6 – Como já dito, conhecer a necessidade é uma etapa fundamental para formular um pedido. Fica mais fácil entender isso nos termos propostos pelo autor ao pensarmos numa discussão de casal, por exemplo. Como exprimir sua necessidade de descansar e não sair para jantar como o parceiro(a) deseja? Como chegar a um consenso sobre obrigações dos filhos ou das tarefas domésticas, equilibrando as necessidades de todos os lados envolvidos? Uma conversa tranquila sobre as necessidades de cada um certamente vai evidenciar que há muitas soluções possíveis de entendimento. Eventualmente, pode ser construída uma terceira via, até então não imaginada por nenhuma das partes. De fato, a melhor maneira de se desenrolar de um desentendimento é “aprender a falar a um só tempo com sensibilidade, firmeza e verdade”. Mas falar apenas não basta.
7 – Em “Como se relacionar bem usando comunicação não violenta”, D’Ansembourg chama a atenção para a linguagem não verbal, que representa 90% da nossa comunicação. Como o corpo se manifesta (o olhar, a postura, a expressão facial) é de extrema importância para a CNV. “Perceba a força de um único olhar de reprovação ou de aprovação de alguém próximo”, destaca.

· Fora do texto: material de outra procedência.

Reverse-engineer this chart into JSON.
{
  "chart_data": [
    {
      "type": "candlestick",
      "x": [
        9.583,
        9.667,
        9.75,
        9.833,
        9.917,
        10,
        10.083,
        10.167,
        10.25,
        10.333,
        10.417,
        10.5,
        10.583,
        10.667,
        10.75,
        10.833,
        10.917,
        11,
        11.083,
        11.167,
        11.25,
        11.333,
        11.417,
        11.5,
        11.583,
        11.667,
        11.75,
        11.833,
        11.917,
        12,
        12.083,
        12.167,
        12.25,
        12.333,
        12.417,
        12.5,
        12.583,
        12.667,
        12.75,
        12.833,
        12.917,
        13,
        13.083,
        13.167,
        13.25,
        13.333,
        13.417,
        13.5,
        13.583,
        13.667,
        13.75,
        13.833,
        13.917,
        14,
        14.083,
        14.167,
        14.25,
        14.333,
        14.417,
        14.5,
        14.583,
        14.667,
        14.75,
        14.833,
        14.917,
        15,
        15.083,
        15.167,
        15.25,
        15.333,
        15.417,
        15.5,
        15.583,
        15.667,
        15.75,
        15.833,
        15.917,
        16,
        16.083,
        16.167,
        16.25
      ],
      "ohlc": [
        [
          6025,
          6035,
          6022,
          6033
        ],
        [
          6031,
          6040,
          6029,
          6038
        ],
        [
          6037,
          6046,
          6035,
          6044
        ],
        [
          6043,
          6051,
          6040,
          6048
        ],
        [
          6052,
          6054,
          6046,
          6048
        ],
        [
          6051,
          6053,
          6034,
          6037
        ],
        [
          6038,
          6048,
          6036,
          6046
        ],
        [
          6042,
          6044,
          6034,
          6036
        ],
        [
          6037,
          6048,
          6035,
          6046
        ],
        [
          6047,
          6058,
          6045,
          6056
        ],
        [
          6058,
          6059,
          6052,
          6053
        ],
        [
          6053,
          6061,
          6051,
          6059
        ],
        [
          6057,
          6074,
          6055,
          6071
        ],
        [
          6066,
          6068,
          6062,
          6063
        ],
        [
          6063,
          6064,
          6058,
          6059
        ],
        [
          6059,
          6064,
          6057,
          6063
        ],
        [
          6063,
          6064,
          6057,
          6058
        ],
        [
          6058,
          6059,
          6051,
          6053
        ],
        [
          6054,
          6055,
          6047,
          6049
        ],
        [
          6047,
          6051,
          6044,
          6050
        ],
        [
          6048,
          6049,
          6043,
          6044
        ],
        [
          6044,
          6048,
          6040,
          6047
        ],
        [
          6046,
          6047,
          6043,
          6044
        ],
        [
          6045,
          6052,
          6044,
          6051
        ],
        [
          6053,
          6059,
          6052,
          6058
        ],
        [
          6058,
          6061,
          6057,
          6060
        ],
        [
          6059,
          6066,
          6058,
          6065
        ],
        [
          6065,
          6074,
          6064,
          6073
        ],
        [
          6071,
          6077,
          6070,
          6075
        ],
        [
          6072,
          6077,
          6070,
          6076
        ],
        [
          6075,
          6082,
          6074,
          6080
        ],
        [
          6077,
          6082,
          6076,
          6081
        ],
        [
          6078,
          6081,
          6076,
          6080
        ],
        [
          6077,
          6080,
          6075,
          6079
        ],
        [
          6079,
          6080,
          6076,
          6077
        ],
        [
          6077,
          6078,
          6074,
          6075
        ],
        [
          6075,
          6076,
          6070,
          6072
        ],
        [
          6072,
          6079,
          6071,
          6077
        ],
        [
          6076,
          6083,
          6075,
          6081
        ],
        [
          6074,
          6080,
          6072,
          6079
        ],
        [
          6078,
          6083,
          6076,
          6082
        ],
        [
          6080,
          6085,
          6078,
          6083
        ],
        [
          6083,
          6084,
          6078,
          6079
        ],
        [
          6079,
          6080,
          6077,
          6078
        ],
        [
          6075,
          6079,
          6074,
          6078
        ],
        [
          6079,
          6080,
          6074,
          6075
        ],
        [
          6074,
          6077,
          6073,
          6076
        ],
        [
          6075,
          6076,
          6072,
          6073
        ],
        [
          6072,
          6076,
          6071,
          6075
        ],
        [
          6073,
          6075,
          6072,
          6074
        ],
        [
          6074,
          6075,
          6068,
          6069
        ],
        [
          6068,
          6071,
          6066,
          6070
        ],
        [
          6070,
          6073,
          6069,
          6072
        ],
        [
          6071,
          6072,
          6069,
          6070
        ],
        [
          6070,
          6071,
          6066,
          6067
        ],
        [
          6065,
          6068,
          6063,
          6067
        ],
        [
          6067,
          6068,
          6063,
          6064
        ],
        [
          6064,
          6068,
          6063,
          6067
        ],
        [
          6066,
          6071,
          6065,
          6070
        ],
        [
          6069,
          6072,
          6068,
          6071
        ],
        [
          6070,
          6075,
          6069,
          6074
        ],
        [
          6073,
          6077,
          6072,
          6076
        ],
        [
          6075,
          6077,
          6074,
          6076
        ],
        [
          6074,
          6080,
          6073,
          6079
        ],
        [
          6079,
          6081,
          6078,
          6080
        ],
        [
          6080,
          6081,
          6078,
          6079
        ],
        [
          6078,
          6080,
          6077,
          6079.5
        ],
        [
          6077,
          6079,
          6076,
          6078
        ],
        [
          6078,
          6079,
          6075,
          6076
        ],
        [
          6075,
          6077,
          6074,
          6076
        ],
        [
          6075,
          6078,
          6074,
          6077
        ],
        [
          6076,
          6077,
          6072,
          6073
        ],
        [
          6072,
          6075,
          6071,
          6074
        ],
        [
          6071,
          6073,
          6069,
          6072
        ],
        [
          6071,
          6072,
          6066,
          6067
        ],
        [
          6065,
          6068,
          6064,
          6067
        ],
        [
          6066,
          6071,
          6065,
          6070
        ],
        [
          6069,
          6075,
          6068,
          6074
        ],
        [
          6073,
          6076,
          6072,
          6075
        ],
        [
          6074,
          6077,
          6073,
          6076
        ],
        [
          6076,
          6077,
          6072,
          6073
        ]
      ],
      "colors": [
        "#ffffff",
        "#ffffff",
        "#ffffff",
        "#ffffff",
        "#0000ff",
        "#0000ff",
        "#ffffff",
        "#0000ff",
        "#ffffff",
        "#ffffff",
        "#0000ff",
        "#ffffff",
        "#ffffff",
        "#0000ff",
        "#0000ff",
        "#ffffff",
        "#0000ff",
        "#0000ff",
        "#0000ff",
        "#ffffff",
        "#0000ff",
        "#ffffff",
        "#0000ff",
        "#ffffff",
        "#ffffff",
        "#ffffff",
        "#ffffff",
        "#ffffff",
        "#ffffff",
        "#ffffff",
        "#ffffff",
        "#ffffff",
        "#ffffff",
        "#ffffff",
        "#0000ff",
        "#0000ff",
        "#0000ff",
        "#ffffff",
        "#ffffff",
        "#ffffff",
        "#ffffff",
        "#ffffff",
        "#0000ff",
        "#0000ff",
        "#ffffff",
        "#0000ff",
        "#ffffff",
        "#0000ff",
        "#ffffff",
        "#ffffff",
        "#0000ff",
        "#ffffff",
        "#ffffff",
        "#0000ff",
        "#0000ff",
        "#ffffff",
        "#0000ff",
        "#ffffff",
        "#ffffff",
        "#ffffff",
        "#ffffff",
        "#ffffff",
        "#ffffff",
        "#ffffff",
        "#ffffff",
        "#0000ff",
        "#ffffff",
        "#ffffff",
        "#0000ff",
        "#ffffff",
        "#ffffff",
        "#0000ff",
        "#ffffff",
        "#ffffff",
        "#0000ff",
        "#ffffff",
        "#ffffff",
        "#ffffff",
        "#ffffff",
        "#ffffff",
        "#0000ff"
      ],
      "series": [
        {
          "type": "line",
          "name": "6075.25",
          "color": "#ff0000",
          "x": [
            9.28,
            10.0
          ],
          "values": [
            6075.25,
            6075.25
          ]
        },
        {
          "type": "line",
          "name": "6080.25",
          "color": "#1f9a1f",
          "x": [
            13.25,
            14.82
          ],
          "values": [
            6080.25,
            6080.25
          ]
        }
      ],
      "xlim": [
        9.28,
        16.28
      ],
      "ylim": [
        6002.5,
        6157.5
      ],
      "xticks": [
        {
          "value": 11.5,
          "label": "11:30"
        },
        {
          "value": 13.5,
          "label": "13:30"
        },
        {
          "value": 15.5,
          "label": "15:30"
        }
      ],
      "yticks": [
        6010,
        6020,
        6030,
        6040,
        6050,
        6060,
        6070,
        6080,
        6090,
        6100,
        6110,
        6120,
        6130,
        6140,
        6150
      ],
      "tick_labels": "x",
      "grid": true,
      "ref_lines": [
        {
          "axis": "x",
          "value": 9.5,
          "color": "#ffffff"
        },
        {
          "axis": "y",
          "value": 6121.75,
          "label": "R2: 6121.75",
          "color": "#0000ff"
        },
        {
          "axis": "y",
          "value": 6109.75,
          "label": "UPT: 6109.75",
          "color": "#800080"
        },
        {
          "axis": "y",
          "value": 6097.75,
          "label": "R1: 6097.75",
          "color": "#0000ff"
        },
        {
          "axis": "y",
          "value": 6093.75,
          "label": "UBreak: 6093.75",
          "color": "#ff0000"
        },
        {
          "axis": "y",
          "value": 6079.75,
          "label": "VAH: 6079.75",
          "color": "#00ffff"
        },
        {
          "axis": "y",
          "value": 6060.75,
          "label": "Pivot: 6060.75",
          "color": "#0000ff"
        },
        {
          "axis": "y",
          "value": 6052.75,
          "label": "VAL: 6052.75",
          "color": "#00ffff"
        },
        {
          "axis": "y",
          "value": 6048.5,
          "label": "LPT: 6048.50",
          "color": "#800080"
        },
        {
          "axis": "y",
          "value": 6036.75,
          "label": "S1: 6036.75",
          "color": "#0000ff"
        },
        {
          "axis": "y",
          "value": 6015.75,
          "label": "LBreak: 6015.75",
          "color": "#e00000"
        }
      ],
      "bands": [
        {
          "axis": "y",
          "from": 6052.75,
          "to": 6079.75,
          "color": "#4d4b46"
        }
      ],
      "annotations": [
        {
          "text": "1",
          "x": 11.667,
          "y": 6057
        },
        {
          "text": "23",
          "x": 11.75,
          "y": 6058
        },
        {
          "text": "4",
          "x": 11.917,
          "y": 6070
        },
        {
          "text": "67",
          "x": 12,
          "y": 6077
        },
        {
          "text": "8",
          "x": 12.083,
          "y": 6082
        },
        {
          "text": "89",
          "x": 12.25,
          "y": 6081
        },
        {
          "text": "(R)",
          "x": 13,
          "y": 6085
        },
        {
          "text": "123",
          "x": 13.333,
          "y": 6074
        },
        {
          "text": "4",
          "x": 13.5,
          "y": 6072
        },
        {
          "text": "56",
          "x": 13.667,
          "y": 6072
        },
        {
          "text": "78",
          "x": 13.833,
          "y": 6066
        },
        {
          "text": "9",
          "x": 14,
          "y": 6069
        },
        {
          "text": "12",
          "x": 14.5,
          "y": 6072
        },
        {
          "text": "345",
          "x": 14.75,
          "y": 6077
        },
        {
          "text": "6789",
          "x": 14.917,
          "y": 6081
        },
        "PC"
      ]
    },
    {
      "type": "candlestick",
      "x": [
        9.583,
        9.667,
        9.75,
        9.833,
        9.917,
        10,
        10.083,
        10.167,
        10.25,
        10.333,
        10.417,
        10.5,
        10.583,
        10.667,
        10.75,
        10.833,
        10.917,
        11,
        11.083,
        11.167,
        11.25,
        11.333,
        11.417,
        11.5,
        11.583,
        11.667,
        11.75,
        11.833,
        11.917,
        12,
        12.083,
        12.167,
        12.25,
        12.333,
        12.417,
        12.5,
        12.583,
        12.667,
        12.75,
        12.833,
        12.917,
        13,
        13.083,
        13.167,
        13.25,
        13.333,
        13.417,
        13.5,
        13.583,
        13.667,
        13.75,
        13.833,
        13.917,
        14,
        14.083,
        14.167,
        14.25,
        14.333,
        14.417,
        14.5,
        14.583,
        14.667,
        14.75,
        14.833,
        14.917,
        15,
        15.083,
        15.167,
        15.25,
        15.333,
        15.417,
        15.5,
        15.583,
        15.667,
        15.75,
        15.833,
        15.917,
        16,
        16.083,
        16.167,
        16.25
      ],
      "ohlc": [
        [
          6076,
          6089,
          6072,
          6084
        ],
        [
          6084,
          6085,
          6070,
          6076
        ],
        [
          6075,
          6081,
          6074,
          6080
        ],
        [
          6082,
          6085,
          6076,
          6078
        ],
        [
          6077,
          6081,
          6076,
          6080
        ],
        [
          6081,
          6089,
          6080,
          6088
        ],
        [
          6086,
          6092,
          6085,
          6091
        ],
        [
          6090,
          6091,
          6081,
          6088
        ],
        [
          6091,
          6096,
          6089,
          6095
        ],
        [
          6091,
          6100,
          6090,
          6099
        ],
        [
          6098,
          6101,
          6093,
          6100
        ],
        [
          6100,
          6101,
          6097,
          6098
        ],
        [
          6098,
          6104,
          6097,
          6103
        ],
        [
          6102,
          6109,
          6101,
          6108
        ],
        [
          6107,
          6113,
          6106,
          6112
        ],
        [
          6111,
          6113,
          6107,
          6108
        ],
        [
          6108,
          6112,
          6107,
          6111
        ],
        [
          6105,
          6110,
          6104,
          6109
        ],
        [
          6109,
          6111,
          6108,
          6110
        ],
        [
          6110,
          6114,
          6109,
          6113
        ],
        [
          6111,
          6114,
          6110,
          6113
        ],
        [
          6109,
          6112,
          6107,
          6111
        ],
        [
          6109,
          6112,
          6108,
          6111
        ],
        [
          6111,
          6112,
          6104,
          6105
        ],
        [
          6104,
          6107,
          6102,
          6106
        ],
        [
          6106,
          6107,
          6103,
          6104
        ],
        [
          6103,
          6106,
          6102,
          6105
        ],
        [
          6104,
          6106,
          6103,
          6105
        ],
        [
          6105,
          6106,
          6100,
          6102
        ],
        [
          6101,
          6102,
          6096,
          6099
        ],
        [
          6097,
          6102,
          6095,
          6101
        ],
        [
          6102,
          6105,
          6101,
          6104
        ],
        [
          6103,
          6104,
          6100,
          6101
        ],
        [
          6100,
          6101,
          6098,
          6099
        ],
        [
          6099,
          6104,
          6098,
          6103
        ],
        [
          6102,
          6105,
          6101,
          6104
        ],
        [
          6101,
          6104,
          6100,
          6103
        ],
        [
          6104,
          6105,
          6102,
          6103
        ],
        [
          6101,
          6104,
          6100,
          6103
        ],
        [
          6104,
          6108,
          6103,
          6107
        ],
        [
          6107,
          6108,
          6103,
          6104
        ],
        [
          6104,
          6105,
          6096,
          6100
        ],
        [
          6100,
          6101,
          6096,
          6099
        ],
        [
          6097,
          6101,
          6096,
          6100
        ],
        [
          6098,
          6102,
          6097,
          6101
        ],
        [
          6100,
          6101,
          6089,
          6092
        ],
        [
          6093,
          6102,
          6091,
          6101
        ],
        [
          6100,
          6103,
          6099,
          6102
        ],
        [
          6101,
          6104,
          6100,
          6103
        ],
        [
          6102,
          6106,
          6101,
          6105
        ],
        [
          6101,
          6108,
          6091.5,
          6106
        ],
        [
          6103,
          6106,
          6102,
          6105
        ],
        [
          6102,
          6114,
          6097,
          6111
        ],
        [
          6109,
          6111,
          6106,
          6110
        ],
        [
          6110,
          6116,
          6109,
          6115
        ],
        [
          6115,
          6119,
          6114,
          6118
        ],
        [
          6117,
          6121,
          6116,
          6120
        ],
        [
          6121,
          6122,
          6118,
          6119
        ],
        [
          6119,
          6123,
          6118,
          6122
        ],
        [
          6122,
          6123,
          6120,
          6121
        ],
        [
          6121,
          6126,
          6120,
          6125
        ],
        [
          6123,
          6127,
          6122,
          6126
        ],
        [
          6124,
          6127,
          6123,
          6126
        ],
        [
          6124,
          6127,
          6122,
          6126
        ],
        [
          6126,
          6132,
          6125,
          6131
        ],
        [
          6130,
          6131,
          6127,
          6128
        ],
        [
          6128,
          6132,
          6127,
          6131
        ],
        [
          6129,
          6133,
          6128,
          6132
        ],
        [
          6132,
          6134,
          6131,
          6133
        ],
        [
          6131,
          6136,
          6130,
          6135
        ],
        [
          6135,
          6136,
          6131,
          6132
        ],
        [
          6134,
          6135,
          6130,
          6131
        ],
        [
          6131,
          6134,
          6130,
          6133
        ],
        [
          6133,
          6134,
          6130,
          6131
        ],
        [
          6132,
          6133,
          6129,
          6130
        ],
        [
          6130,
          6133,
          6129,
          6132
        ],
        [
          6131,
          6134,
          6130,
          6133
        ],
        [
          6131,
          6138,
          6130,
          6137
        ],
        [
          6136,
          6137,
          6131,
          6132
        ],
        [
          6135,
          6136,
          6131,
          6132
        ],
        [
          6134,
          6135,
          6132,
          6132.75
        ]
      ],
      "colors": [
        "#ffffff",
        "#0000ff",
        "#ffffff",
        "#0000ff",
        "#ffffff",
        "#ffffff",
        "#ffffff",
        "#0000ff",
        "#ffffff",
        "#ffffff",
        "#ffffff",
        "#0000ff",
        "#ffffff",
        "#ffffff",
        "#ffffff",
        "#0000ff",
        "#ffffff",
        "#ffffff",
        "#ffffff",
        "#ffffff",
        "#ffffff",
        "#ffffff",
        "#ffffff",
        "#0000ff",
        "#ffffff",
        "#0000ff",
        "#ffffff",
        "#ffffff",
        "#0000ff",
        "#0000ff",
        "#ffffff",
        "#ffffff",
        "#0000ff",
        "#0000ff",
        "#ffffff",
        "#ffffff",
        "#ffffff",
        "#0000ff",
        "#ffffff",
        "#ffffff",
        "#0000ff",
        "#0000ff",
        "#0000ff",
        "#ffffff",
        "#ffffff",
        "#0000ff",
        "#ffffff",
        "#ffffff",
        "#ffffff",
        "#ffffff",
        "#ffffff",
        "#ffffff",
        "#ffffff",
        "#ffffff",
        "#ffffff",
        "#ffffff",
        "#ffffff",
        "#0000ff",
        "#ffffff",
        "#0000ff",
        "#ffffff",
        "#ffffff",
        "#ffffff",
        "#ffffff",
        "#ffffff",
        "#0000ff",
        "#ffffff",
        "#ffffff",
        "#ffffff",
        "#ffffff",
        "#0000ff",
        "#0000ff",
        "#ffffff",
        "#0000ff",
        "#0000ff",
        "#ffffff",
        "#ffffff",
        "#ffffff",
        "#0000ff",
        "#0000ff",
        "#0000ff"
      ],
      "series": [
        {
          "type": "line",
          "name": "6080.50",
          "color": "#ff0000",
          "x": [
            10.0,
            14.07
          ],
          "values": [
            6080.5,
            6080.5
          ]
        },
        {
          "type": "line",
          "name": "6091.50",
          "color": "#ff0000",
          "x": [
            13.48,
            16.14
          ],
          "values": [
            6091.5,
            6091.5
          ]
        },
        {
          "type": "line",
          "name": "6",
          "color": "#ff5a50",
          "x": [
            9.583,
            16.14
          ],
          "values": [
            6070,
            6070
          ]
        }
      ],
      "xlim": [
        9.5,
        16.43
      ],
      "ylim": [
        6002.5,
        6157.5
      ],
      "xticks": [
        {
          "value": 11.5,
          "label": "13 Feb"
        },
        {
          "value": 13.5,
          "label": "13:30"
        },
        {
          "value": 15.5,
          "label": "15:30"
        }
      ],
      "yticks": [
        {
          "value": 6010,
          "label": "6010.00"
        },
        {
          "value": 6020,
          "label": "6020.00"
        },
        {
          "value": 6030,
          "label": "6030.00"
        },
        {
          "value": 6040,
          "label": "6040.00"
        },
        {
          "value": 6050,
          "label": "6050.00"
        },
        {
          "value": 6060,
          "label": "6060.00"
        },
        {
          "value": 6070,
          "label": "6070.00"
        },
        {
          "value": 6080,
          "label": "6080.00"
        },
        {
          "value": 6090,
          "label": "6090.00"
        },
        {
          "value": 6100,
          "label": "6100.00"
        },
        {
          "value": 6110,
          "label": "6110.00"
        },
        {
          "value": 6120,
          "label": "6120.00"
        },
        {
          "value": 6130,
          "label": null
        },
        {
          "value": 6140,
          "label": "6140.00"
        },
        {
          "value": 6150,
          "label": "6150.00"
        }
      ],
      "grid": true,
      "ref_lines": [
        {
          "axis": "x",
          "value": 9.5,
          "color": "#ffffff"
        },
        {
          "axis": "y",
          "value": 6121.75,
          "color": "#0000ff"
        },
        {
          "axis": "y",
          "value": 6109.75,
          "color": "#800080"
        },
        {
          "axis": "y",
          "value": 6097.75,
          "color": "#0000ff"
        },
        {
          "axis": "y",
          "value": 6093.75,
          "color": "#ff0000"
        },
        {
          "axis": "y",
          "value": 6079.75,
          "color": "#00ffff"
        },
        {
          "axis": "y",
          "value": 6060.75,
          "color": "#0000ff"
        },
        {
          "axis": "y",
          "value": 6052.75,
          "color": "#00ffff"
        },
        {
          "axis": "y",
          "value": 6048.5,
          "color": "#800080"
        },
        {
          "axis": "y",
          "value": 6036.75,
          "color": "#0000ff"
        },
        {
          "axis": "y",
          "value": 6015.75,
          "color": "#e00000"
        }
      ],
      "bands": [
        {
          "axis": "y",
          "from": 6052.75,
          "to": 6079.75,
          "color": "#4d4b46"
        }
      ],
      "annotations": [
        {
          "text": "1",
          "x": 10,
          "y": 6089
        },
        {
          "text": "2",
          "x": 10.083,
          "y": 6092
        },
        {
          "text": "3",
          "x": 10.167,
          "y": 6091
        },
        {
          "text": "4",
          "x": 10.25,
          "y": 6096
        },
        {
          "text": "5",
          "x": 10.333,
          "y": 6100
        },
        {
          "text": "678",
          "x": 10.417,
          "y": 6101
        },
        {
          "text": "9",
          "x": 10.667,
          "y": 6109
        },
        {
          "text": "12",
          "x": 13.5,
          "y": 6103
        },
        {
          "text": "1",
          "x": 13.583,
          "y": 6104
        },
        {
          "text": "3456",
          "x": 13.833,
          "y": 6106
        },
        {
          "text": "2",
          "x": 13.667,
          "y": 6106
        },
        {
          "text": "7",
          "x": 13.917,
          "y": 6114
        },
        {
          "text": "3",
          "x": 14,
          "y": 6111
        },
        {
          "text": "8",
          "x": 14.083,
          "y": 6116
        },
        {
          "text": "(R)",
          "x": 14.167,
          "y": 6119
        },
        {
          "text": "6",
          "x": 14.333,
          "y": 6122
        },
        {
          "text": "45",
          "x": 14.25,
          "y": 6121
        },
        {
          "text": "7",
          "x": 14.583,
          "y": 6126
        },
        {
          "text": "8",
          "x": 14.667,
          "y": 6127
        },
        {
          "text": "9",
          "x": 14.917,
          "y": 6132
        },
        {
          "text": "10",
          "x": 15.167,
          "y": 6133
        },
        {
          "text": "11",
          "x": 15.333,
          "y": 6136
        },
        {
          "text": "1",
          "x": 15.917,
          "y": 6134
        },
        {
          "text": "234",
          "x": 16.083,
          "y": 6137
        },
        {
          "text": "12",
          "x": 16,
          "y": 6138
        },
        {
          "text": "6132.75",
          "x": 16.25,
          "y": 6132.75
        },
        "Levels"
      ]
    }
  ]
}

8 – Com base no filósofo indiano Krishnamurti, o escritor lembra que saber distinguir a observação de um fato de sua interpretação é um dos estágios mais elevados da inteligência humana. É muito comum distorcemos por completo nossa leitura dos fatos, de modo que ela se sustente apenas a partir de nossas projeções, o que não é nada bom. O desafio é observar sem julgar. É tentador ver aquele amigo emburrado há dias e achar que o problema é com você. Como consequência, você passa a tratar o tal amigo com a mesma irritação que você acredita receber. “Como você se sente afetado pela atitude dele, decide que ele está chateado com você, sem sequer se dar ao trabalho de verificar o que está acontecendo e forjando um drama que não corresponde à realidade”, pontua ele. Esse comportamento é a porta de entrada para um espiral de violência.
9 – Quando você adota uma observação neutra (sem interpretar e sem julgar), o diálogo é favorecido. Aqui, a porta que se abre é a da conversa, a da expressão clara dos sentimentos e necessidades; acima de tudo, é a porta da escuta e da compreensão. Isso não significa reprimir os sentimentos, mas respeitar a realidade e o ponto de vista do outro, ensina o autor.
10 – Algumas palavras suscitam sentimentos como resistência, revolta e rejeição. Devemos ter cuidado com elas. No livro, D’Ansembourg destaca uma frase que muitos já devem ter ouvido dos pais: “você sempre larga tudo espalhado”. Epa: sinal de alerta. Ele explica que a palavra “larga” julga a atitude, portanto não é uma observação quanto ao comportamento. O mesmo vale para “sempre” e “tudo”. Não seria muito melhor começar o diálogo com “Estou triste e desmotivada porque preciso de ajuda na arrumação da casa (há aqui a verbalização de um sentimento e de uma necessidade). Queria saber se você concorda em arrumar o seu quarto (então, um pedido).” A frase abre para o diálogo e se desvencilha de críticas pré-concebidas. “Pouparíamos bastante energia e evitaríamos aborrecimentos se falássemos apenas do que conhecemos a partir de constatações, e não do que tememos e não constatamos”, pondera.